BY: DEREK UYEDA, PGA written with Scott Kramer
I use a unique filming method when it comes to analyzing my players’ putting strokes. I place a camera down low to the ground behind the golfer (pictured above). Filming the way I do is proof.
Tour players have been taught a lot of things from a lot of instructors. Where their elbows should be and what various body parts should be doing during the putting stroke. There are a lot of different ideas about how to move the putter and make the ball go where you want it to go, but nobody does it the same. No fundamental motions are set in stone, but the ball starting on the line is an absolute must for any good putter.
I deal with facts. I don’t have a method or potion. I tell people this is what you’re doing, these are your patterns, and I use the camera to prove it. You can argue with me all you want, but you can’t argue with video evidence. This has been especially effective with Charley Hoffman. When we first started working together, his green reading was good but not great. His right-to-left aim was better than his left-to-right aim, but he may have never known his tendencies unless I showed him. If your students don’t know their tendencies, it’s hard to help them improve.
His left-to-right misses had to do with his aim. He would read them correctly but would aim high, then hit them the correct speed and miss on the high side. His other tendency was to aim high and not hit it hard enough, and the ball would cross in front of the hole. The putt he made to win the Valero Texas Open last year was a 12-foot, downhill left-to-right putt – the very path he struggled reading properly his whole career. Four years ago when we started working together, he made over $4 million the next year. He hasn’t made less than $2 million since. I see him three or four times a year. Each time, I get him on camera to make sure everything is good to go with his stroke.
PICK A SPOT
First you have to know what the player is seeing. There are different ways of figuring out how they visualize the putt. Some use AimPoint, Vector Green Reading or simply trust their eyes. I don’t really have a preferred method, I defer to what the player is most confortable with. The most important part is understanding what lens they view green reading through. Most players stand behind the ball and look where they should hit the putt, and then they do it. I make them commit to a spot by putting a tee down on the aiming spot and now everything is relative to that point. This helps them pick a straight line that the putt should start on, rather than visualizing the curve and break of the putt.
READY, AIM, FIRE
Once they know where they’re trying to hit it, that’s where the fun begins. Few golfers really aim exactly where they say they want to aim, nor do they start the ball exactly where they say they’re wanting to start it. Some putts go in – I suppose that’s why the cup is three-times larger than a golf ball. Few instructors would admit this, but putting is part skill, part luck and a healthy portion of feel. Charley and Xander Schauffele can’t afford to have bad feel. It has to be consistent, and they have to understand their tendencies.

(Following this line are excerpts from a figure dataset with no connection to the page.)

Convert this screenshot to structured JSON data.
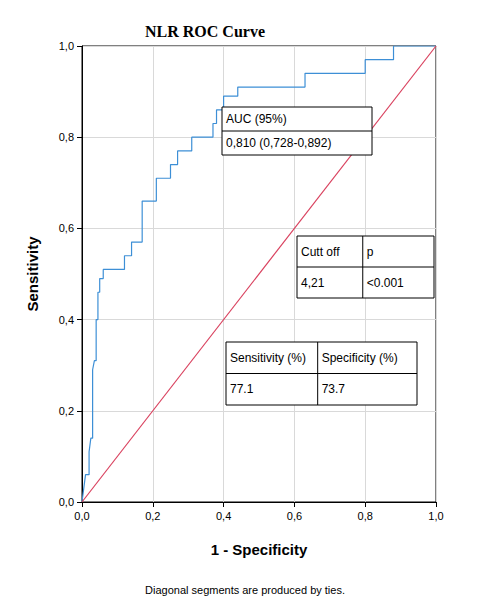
{
  "chart_data": {
    "type": "line",
    "title": "NLR ROC Curve",
    "x_label": "1 - Specificity",
    "y_label": "Sensitivity",
    "xlim": [
      0,
      1
    ],
    "ylim": [
      0,
      1
    ],
    "xticks": [
      {
        "value": 0,
        "label": "0,0"
      },
      {
        "value": 0.2,
        "label": "0,2"
      },
      {
        "value": 0.4,
        "label": "0,4"
      },
      {
        "value": 0.6,
        "label": "0,6"
      },
      {
        "value": 0.8,
        "label": "0,8"
      },
      {
        "value": 1,
        "label": "1,0"
      }
    ],
    "yticks": [
      {
        "value": 0,
        "label": "0,0"
      },
      {
        "value": 0.2,
        "label": "0,2"
      },
      {
        "value": 0.4,
        "label": "0,4"
      },
      {
        "value": 0.6,
        "label": "0,6"
      },
      {
        "value": 0.8,
        "label": "0,8"
      },
      {
        "value": 1,
        "label": "1,0"
      }
    ],
    "grid": true,
    "series": [
      {
        "color": "#3d8fd6",
        "x": [
          0,
          0.01,
          0.02,
          0.02,
          0.025,
          0.03,
          0.03,
          0.035,
          0.04,
          0.04,
          0.045,
          0.045,
          0.05,
          0.05,
          0.06,
          0.06,
          0.12,
          0.12,
          0.14,
          0.14,
          0.17,
          0.17,
          0.21,
          0.21,
          0.25,
          0.25,
          0.27,
          0.27,
          0.31,
          0.31,
          0.37,
          0.37,
          0.38,
          0.38,
          0.4,
          0.4,
          0.44,
          0.44,
          0.63,
          0.63,
          0.8,
          0.8,
          0.88,
          0.88,
          1.0
        ],
        "values": [
          0,
          0.06,
          0.06,
          0.11,
          0.14,
          0.14,
          0.29,
          0.31,
          0.31,
          0.4,
          0.4,
          0.46,
          0.46,
          0.49,
          0.49,
          0.51,
          0.51,
          0.54,
          0.54,
          0.57,
          0.57,
          0.66,
          0.66,
          0.71,
          0.71,
          0.74,
          0.74,
          0.77,
          0.77,
          0.8,
          0.8,
          0.83,
          0.83,
          0.86,
          0.86,
          0.89,
          0.89,
          0.91,
          0.91,
          0.94,
          0.94,
          0.97,
          0.97,
          1.0,
          1.0
        ]
      },
      {
        "color": "#d9415e",
        "x": [
          0,
          1
        ],
        "values": [
          0,
          1
        ]
      }
    ],
    "tables": [
      {
        "header": [
          "AUC (95%)"
        ],
        "rows": [
          [
            "0,810 (0,728-0,892)"
          ]
        ]
      },
      {
        "header": [
          "Cutt off",
          "p"
        ],
        "rows": [
          [
            "4,21",
            "<0.001"
          ]
        ]
      },
      {
        "header": [
          "Sensitivity (%)",
          "Specificity (%)"
        ],
        "rows": [
          [
            "77.1",
            "73.7"
          ]
        ]
      }
    ],
    "footnote": "Diagonal segments are produced by ties."
  }
}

CHANGE PUTTERS ONLY WHEN NECESSARY
I do optics drills with golfers to see how their eyes triangulate. Some golfers aim better with different shapes, lines on the crown, no lines, a 2-ball alignment format, etc. If a player is comfortable with a putter and won’t change it, I won’t even try to change it. But I may adjust the posture, head position or eye-line.
UNIQUE METHODOLOGY
In listening to many of top instructors, I haven’t heard any of them teach putting in this fashion. When Charley and I first started working this way, he thought it was cool and different. He found some success with it and wanted to keep doing it. One thing I’ve found is that pretty much all the tour pros hit and chip well, but they don’t all putt well. What I’ve come to learn and believe about these top-level players is that it’s not about the putting stroke – they obviously have pretty good strokes to have made it that far. It’s about what their situational tendencies are. What do they do on uphill putts, down hill putts, left-to-right breakers and vice versa? What do they do from 15 feet, as opposed to four feet? And when someone can show them, it will become apparent.
With tour pros, sometimes their reads are wrong and sometimes their aim is wrong. Or their tempo or contact is off, so they may hit it on the right line but at the wrong speed. But if I can narrow it down to the exact problem, I can fix it.